«Le donne sono la rovina della civiltà»: l'editoriale di Silvia Grilli
È una tesi molto diffusa: le femmine sono la rovina della civiltà occidentale. Si sprecano i commenti di maschi che sui social media diffondono questo concetto in modo più o meno feroce.
L’altro giorno mi sono imbattuta su X in un’opinione che ha fatto breccia tra uomini che si sentono scavalcati dalla nostra libertà. La cito letteralmente perché è interessante nella sua stolta efficacia: “Non c’è un solo aspetto della civiltà che le donne non abbiano rovinato, comprese se stesse. Sono diventate bestie irrefrenabili appena le abbiamo liberate dal guinzaglio e hanno trascorso gli ultimi decenni in una guerra totale contro gli uomini”.
Lo pensano in tanti nella maschiosfera, le comunità digitali che offrono sostegno agli uomini che si sentono discriminati dai successi femminili.

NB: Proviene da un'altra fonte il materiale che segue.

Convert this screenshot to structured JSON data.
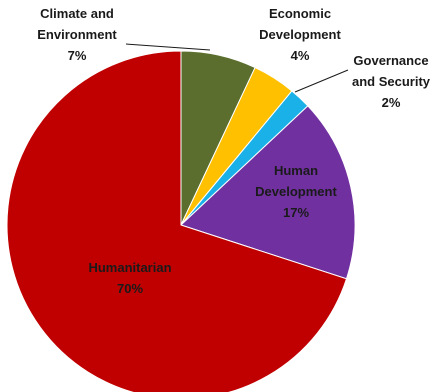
{
  "chart_data": {
    "type": "pie",
    "title": "",
    "slices": [
      {
        "label_lines": [
          "Climate and",
          "Environment"
        ],
        "value": 7,
        "percent_label": "7%",
        "color": "#5b6e2d"
      },
      {
        "label_lines": [
          "Economic",
          "Development"
        ],
        "value": 4,
        "percent_label": "4%",
        "color": "#ffc000"
      },
      {
        "label_lines": [
          "Governance",
          "and Security"
        ],
        "value": 2,
        "percent_label": "2%",
        "color": "#1ab0e8"
      },
      {
        "label_lines": [
          "Human",
          "Development"
        ],
        "value": 17,
        "percent_label": "17%",
        "color": "#7030a0"
      },
      {
        "label_lines": [
          "Humanitarian"
        ],
        "value": 70,
        "percent_label": "70%",
        "color": "#c00000"
      }
    ],
    "start_angle_deg": 0,
    "direction": "clockwise",
    "legend": "none",
    "label_style": "category name and percent"
  }
}
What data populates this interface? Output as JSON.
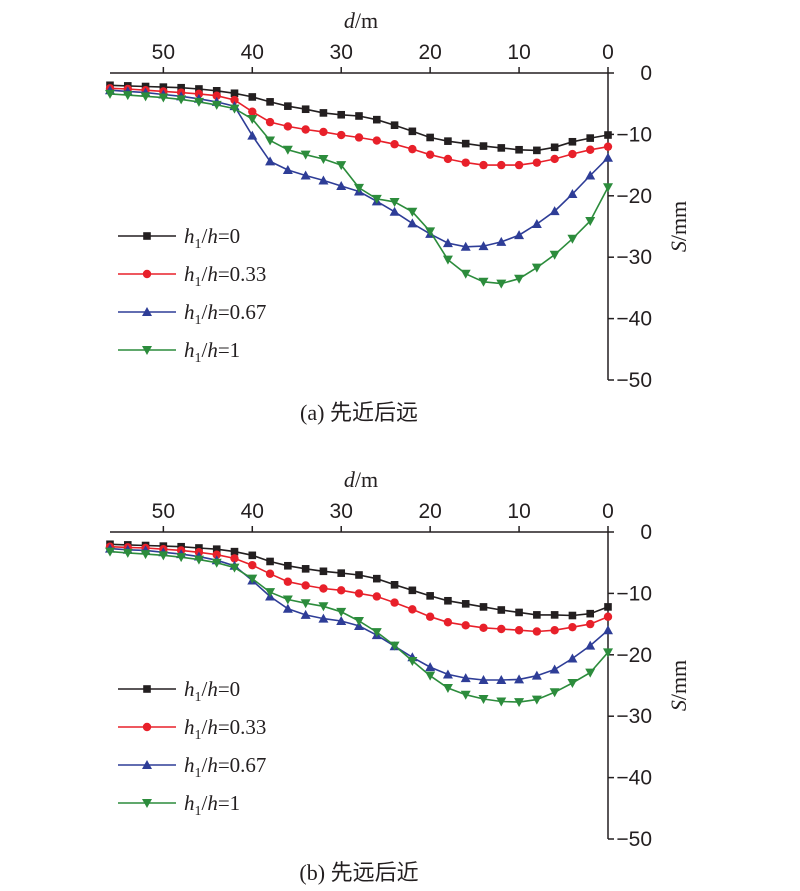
{
  "chart_data": [
    {
      "type": "line",
      "caption": "(a) 先近后远",
      "xlabel": {
        "var": "d",
        "unit": "/m"
      },
      "ylabel": {
        "var": "S",
        "unit": "/mm"
      },
      "x_axis_position": "top",
      "y_axis_position": "right",
      "x_reversed": true,
      "xlim": [
        56,
        0
      ],
      "ylim": [
        -50,
        0
      ],
      "xticks": [
        50,
        40,
        30,
        20,
        10,
        0
      ],
      "yticks": [
        0,
        -10,
        -20,
        -30,
        -40,
        -50
      ],
      "grid": false,
      "legend_position": "left-middle",
      "series": [
        {
          "name": {
            "a": "h",
            "sub": "1",
            "b": "/",
            "c": "h",
            "d": "=0"
          },
          "color": "#231f20",
          "marker": "square",
          "x": [
            56,
            54,
            52,
            50,
            48,
            46,
            44,
            42,
            40,
            38,
            36,
            34,
            32,
            30,
            28,
            26,
            24,
            22,
            20,
            18,
            16,
            14,
            12,
            10,
            8,
            6,
            4,
            2,
            0
          ],
          "y": [
            -2,
            -2.1,
            -2.2,
            -2.3,
            -2.4,
            -2.6,
            -2.9,
            -3.3,
            -3.9,
            -4.7,
            -5.4,
            -5.9,
            -6.5,
            -6.8,
            -7.0,
            -7.6,
            -8.5,
            -9.5,
            -10.5,
            -11.1,
            -11.5,
            -11.9,
            -12.2,
            -12.5,
            -12.6,
            -12.1,
            -11.2,
            -10.6,
            -10.1
          ]
        },
        {
          "name": {
            "a": "h",
            "sub": "1",
            "b": "/",
            "c": "h",
            "d": "=0.33"
          },
          "color": "#e8202a",
          "marker": "circle",
          "x": [
            56,
            54,
            52,
            50,
            48,
            46,
            44,
            42,
            40,
            38,
            36,
            34,
            32,
            30,
            28,
            26,
            24,
            22,
            20,
            18,
            16,
            14,
            12,
            10,
            8,
            6,
            4,
            2,
            0
          ],
          "y": [
            -2.5,
            -2.6,
            -2.8,
            -3.0,
            -3.2,
            -3.4,
            -3.7,
            -4.4,
            -6.3,
            -8.0,
            -8.7,
            -9.2,
            -9.6,
            -10.1,
            -10.5,
            -11.0,
            -11.6,
            -12.4,
            -13.3,
            -14.0,
            -14.6,
            -15.0,
            -15.0,
            -15.0,
            -14.6,
            -14.0,
            -13.2,
            -12.5,
            -12.0
          ]
        },
        {
          "name": {
            "a": "h",
            "sub": "1",
            "b": "/",
            "c": "h",
            "d": "=0.67"
          },
          "color": "#2e3d97",
          "marker": "triangle-up",
          "x": [
            56,
            54,
            52,
            50,
            48,
            46,
            44,
            42,
            40,
            38,
            36,
            34,
            32,
            30,
            28,
            26,
            24,
            22,
            20,
            18,
            16,
            14,
            12,
            10,
            8,
            6,
            4,
            2,
            0
          ],
          "y": [
            -2.8,
            -3.0,
            -3.2,
            -3.5,
            -3.8,
            -4.2,
            -4.7,
            -5.4,
            -10.2,
            -14.4,
            -15.8,
            -16.7,
            -17.5,
            -18.4,
            -19.3,
            -20.9,
            -22.6,
            -24.5,
            -26.2,
            -27.7,
            -28.3,
            -28.2,
            -27.5,
            -26.4,
            -24.6,
            -22.5,
            -19.7,
            -16.7,
            -13.8
          ]
        },
        {
          "name": {
            "a": "h",
            "sub": "1",
            "b": "/",
            "c": "h",
            "d": "=1"
          },
          "color": "#2c8c3c",
          "marker": "triangle-down",
          "x": [
            56,
            54,
            52,
            50,
            48,
            46,
            44,
            42,
            40,
            38,
            36,
            34,
            32,
            30,
            28,
            26,
            24,
            22,
            20,
            18,
            16,
            14,
            12,
            10,
            8,
            6,
            4,
            2,
            0
          ],
          "y": [
            -3.4,
            -3.6,
            -3.8,
            -4.0,
            -4.3,
            -4.7,
            -5.2,
            -5.8,
            -7.5,
            -11.0,
            -12.5,
            -13.3,
            -14.0,
            -15.0,
            -18.7,
            -20.5,
            -21.0,
            -22.6,
            -25.8,
            -30.4,
            -32.7,
            -34.0,
            -34.3,
            -33.5,
            -31.7,
            -29.6,
            -27.0,
            -24.1,
            -18.6
          ]
        }
      ]
    },
    {
      "type": "line",
      "caption": "(b) 先远后近",
      "xlabel": {
        "var": "d",
        "unit": "/m"
      },
      "ylabel": {
        "var": "S",
        "unit": "/mm"
      },
      "x_axis_position": "top",
      "y_axis_position": "right",
      "x_reversed": true,
      "xlim": [
        56,
        0
      ],
      "ylim": [
        -50,
        0
      ],
      "xticks": [
        50,
        40,
        30,
        20,
        10,
        0
      ],
      "yticks": [
        0,
        -10,
        -20,
        -30,
        -40,
        -50
      ],
      "grid": false,
      "legend_position": "left-middle",
      "series": [
        {
          "name": {
            "a": "h",
            "sub": "1",
            "b": "/",
            "c": "h",
            "d": "=0"
          },
          "color": "#231f20",
          "marker": "square",
          "x": [
            56,
            54,
            52,
            50,
            48,
            46,
            44,
            42,
            40,
            38,
            36,
            34,
            32,
            30,
            28,
            26,
            24,
            22,
            20,
            18,
            16,
            14,
            12,
            10,
            8,
            6,
            4,
            2,
            0
          ],
          "y": [
            -2,
            -2.1,
            -2.2,
            -2.3,
            -2.4,
            -2.6,
            -2.8,
            -3.2,
            -3.8,
            -4.8,
            -5.5,
            -6.0,
            -6.4,
            -6.7,
            -7.0,
            -7.6,
            -8.6,
            -9.5,
            -10.4,
            -11.2,
            -11.7,
            -12.2,
            -12.7,
            -13.1,
            -13.5,
            -13.5,
            -13.6,
            -13.3,
            -12.2
          ]
        },
        {
          "name": {
            "a": "h",
            "sub": "1",
            "b": "/",
            "c": "h",
            "d": "=0.33"
          },
          "color": "#e8202a",
          "marker": "circle",
          "x": [
            56,
            54,
            52,
            50,
            48,
            46,
            44,
            42,
            40,
            38,
            36,
            34,
            32,
            30,
            28,
            26,
            24,
            22,
            20,
            18,
            16,
            14,
            12,
            10,
            8,
            6,
            4,
            2,
            0
          ],
          "y": [
            -2.4,
            -2.5,
            -2.6,
            -2.8,
            -3.0,
            -3.3,
            -3.7,
            -4.3,
            -5.4,
            -6.8,
            -8.1,
            -8.7,
            -9.2,
            -9.5,
            -10.0,
            -10.5,
            -11.5,
            -12.6,
            -13.8,
            -14.7,
            -15.2,
            -15.6,
            -15.8,
            -16.0,
            -16.2,
            -16.0,
            -15.5,
            -15.0,
            -13.8
          ]
        },
        {
          "name": {
            "a": "h",
            "sub": "1",
            "b": "/",
            "c": "h",
            "d": "=0.67"
          },
          "color": "#2e3d97",
          "marker": "triangle-up",
          "x": [
            56,
            54,
            52,
            50,
            48,
            46,
            44,
            42,
            40,
            38,
            36,
            34,
            32,
            30,
            28,
            26,
            24,
            22,
            20,
            18,
            16,
            14,
            12,
            10,
            8,
            6,
            4,
            2,
            0
          ],
          "y": [
            -2.7,
            -2.9,
            -3.0,
            -3.3,
            -3.6,
            -4.0,
            -4.6,
            -5.5,
            -7.9,
            -10.5,
            -12.5,
            -13.5,
            -14.1,
            -14.5,
            -15.3,
            -16.8,
            -18.6,
            -20.4,
            -22.0,
            -23.2,
            -23.8,
            -24.1,
            -24.1,
            -24.0,
            -23.4,
            -22.4,
            -20.6,
            -18.5,
            -16.0
          ]
        },
        {
          "name": {
            "a": "h",
            "sub": "1",
            "b": "/",
            "c": "h",
            "d": "=1"
          },
          "color": "#2c8c3c",
          "marker": "triangle-down",
          "x": [
            56,
            54,
            52,
            50,
            48,
            46,
            44,
            42,
            40,
            38,
            36,
            34,
            32,
            30,
            28,
            26,
            24,
            22,
            20,
            18,
            16,
            14,
            12,
            10,
            8,
            6,
            4,
            2,
            0
          ],
          "y": [
            -3.2,
            -3.4,
            -3.6,
            -3.8,
            -4.1,
            -4.5,
            -5.0,
            -5.8,
            -7.6,
            -9.8,
            -11.0,
            -11.6,
            -12.1,
            -13.0,
            -14.5,
            -16.3,
            -18.5,
            -21.0,
            -23.4,
            -25.4,
            -26.5,
            -27.2,
            -27.6,
            -27.7,
            -27.3,
            -26.1,
            -24.6,
            -22.9,
            -19.6
          ]
        }
      ]
    }
  ]
}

Magari moderano leggermente i termini, ma il succo è quello.
Qualsiasi donna che esprime la sua opinione pubblicamente con coraggio troverà sui suoi social media commenti che non riguardano quello che dice, ma come lo dice, come si presenta, con chi è sposata, come si veste e se ha figli.
Qualsiasi essere umano di sesso femminile senza prole viene considerato problematico; se mette il lavoro al primo posto è una cattiva persona che morirà sola e se lo merita. Chi fa carriera è un’aggressiva, non un’assertiva. Non potendo colpire fisicamente queste donne, questi uomini le denigrano con le parole.
Ma il patriarcato non è prerogativa maschile. È radicato anche tra noi. Sta facendo discutere il saggio di una conservatrice americana, Helen Andrews: La grande femminilizzazione. L’autrice sostiene che sia una minaccia per la civiltà il fatto che il Nord America e l’Europa abbiano permesso a così tante donne di prendere il controllo delle istituzioni: dai partiti politici alle università, alle imprese.
Le tesi dell'editorialista sono agghiaccianti: non è che le donne siano incapaci, è che le loro caratteristiche sono rovinose per le organizzazioni che guidano, perché nelle femmine l'empatia prevale sulla razionalità, la sicurezza sulla propensione al rischio e la coesione sulla competizione.
E ancora: troppe donne nelle accademie affievoliscono i dibattiti invece di alzare il livello della discussione intellettuale; troppe donne nei media segnano la fine dell’individualismo indomito che non teme la disapprovazione. E così via, negli affari, negli studi legali, nelle corti, tutto è una rovina in mani femminili.
Ma soprattutto, sostiene Andrews, le donne ci porteranno alla disgregazione sociale perché sono paladine dei diritti di tutti. La misoginia di queste tesi è eclatante. Scrivere che gli uomini possono rispettare il nemico, mentre per le donne l’avversario è solo spazzatura subumana a cui non stringerebbero mai la mano è una tesi così intrisa di pregiudizi da lasciare sbalorditi.
Per metà della mia vita ho avuto direttori di giornali che mi ordinavano pezzi “umani”, come se solo le femmine sapessero scrivere di sentimenti. Ma non c’è una scrittura maschile e una femminile, non c’è una gestione del potere maschile e una femminile.
C’è solo un’educazione che per secoli ha limitato la libera espressione delle donne e ci sono i nostri pregiudizi, da cui ancora non ci siamo affatto affrancati, mentre la restaurazione è in agguato.